It’s pretty rare that I find something random to watch. I tend to gravitate towards sci-fi, fantasy, or anything animated. Lately, I’ve had more free time, which has led me to watch some movies and series I otherwise probably would have skipped. A perfect example of this came the other night when I was looking for The Wild on Disney+. They did have it, but it was one of the suggestions that came up with it that caught my eye. Mark Twain and Me is a movie I’d never heard of, but it looked interesting if nothing else. The description sounded like a Hallmark movie, and, in my experience, the majority of Disney’s live-action output is best left unmentioned. But I couldn’t help being curious, so I checked it out. Let’s find out if this is yet another hidden gem lost to time or just a dud that should remain in obscurity.
Mark Twain and Me tells the true story of the friendship between the famous author and a young girl. Dorothy Quick and her mother are on a ship taking them home when Dorothy encounters her favorite author and personal hero, Mark Twain. The aging scribe takes an instant liking to the girl he will come to call “little rat.” The closeness between the odd pair frustrates Twain’s adult daughter Jean, who feels neglected by him. However, Dorothy’s influence brings life back into their home and brings father and daughter closer than ever before. When one final tragedy strikes the elderly widower, it’s up to Dorothy to comfort him.
Talia Shire is the only performer in Mark Twain and Me that I was already familiar with. She plays Twain’s spinster daughter Jean, and she’s just as good as you’d expect. Her interactions with her father are some of the best the film has to offer. Amy Stewart is also pretty good as Dorothy. This isn’t one of the best child actor performances I’ve seen, but any decent acting from a kid is a win in my book. Jason Robards is eccentric and endearing as Twain – or “SLC,” as Dorothy calls him, the initials of his real name. Fiona Reid plays Dorothy’s mother, and she serves her limited purpose. She’s not spectacular or anything, but this isn’t a particularly challenging role anyway. R. H. Thompson plays Albert Paine, a biographer shadowing Twain. They have some interesting back-and-forth, and I really liked the scene in which Twain tells him about his regrets regarding parenthood. Mark Twain’s comments on parents and children tie into a big theme of the film overall. Dorothy reminds SLC of what it was like to be a kid, and eventually Jean too. I like that Dorothy is the catalyst for improving Twain’s relationship with his daughter rather than a replacement or a substitute. The scene where Dorothy gives SLC his Christmas present was one of my favorites, even if it was a little presumptuous on her end. I’ve never heard this story before, but I hope this is how it really played out.
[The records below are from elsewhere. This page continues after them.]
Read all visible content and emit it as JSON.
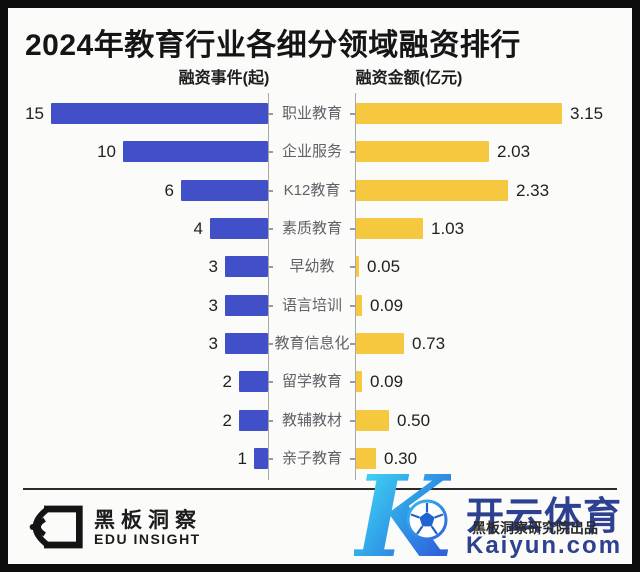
{
  "title": "2024年教育行业各细分领域融资排行",
  "chart_data": {
    "type": "bar",
    "variant": "bidirectional-horizontal-tornado",
    "title": "2024年教育行业各细分领域融资排行",
    "left_header": "融资事件(起)",
    "right_header": "融资金额(亿元)",
    "categories": [
      "职业教育",
      "企业服务",
      "K12教育",
      "素质教育",
      "早幼教",
      "语言培训",
      "教育信息化",
      "留学教育",
      "教辅教材",
      "亲子教育"
    ],
    "series": [
      {
        "name": "融资事件(起)",
        "side": "left",
        "color": "#4150C8",
        "axis_max": 15,
        "values": [
          15,
          10,
          6,
          4,
          3,
          3,
          3,
          2,
          2,
          1
        ],
        "labels": [
          "15",
          "10",
          "6",
          "4",
          "3",
          "3",
          "3",
          "2",
          "2",
          "1"
        ]
      },
      {
        "name": "融资金额(亿元)",
        "side": "right",
        "color": "#F5C83F",
        "axis_max": 3.15,
        "values": [
          3.15,
          2.03,
          2.33,
          1.03,
          0.05,
          0.09,
          0.73,
          0.09,
          0.5,
          0.3
        ],
        "labels": [
          "3.15",
          "2.03",
          "2.33",
          "1.03",
          "0.05",
          "0.09",
          "0.73",
          "0.09",
          "0.50",
          "0.30"
        ]
      }
    ],
    "grid": false,
    "legend_position": "column-headers-top"
  },
  "footer": {
    "brand_cn": "黑板洞察",
    "brand_en": "EDU INSIGHT"
  },
  "watermark": {
    "letter": "K",
    "brand": "开云体育",
    "byline": "黑板洞察研究院出品",
    "domain": "Kaiyun.com",
    "accent_blue": "#2d4190",
    "gradient_start": "#3ecdf2",
    "gradient_end": "#2f62dd"
  }
}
The costume design in Mark Twain and Me is excellent. The dresses and suits don’t stand out too much, but in a historical re-telling like this, that’s a good thing. The cinematography is fairly standard, and the film isn’t edited in a terribly interesting way, but this was a TV movie, so that’s to be expected. The dialogue in Mark Twain and Me is simple but effective. I doubt this is a movie you’ll be quoting all the time, but it gets the job done, and there are some good lines. The original music in Mark Twain and Me is provided by Laurence Rosenthal, and I liked it quite a bit. He really works well with the musical styles of the time. Like many elements of this film, the score isn’t an all-time great, but it’s practical and fits well with what we see on-screen.
And I guess that’s what stood out the most to me about Mark Twain and Me: it’s good. Most technical aspects of this film range from serviceable to good, resulting in a movie that isn’t perfect but still earnest and enjoyable. I think I have unrealistic expectations of movies as a whole. I was trying to explain it to my husband, and he said, “Every movie you see isn’t going to change your life.” That’s true, and while I can’t speak for anyone else, I think I spend too much time looking for great movies and miss some of the good ones as a result. Every film you see isn’t going to be your favorite or get you into a new genre, and that’s okay. If a movie is engaging enough to hold your attention for a couple of hours and you don’t regret watching it, sometimes that’s enough. I think they don’t make enough movies like this now. Smaller, more intimate stories are often pushed to the edge if they get made at all. I tend to like big, loud movies with larger-than-life stakes, but they shouldn’t be the only movies that get made, or even the majority. And that’s not to say that smaller stories are usually weaker than ones containing epic battles either. I’ve mentioned before that I don’t think any concept is destined to be a great movie or that some ideas are entirely bad. It’s all about execution for me. The scene with Mark by himself where he opens his present from Jean is a reminder of that. This movie has a humble goal to tell a simple story, and it does that well.
Mark Twain and Me is, in a word, charming. The performances, music, script, and costumes are all good. The relationships between the characters are my favorite thing about the film, especially Mark Twain, Dorothy, and Jean. Mark Twain and Me is the sort of quiet, comforting movie that we don’t often see these days. It excels at what it aims to do, and I would recommend giving it a look if you’re already paying for Disney+. There’s also a free version up on YouTube, but the quality is abysmal.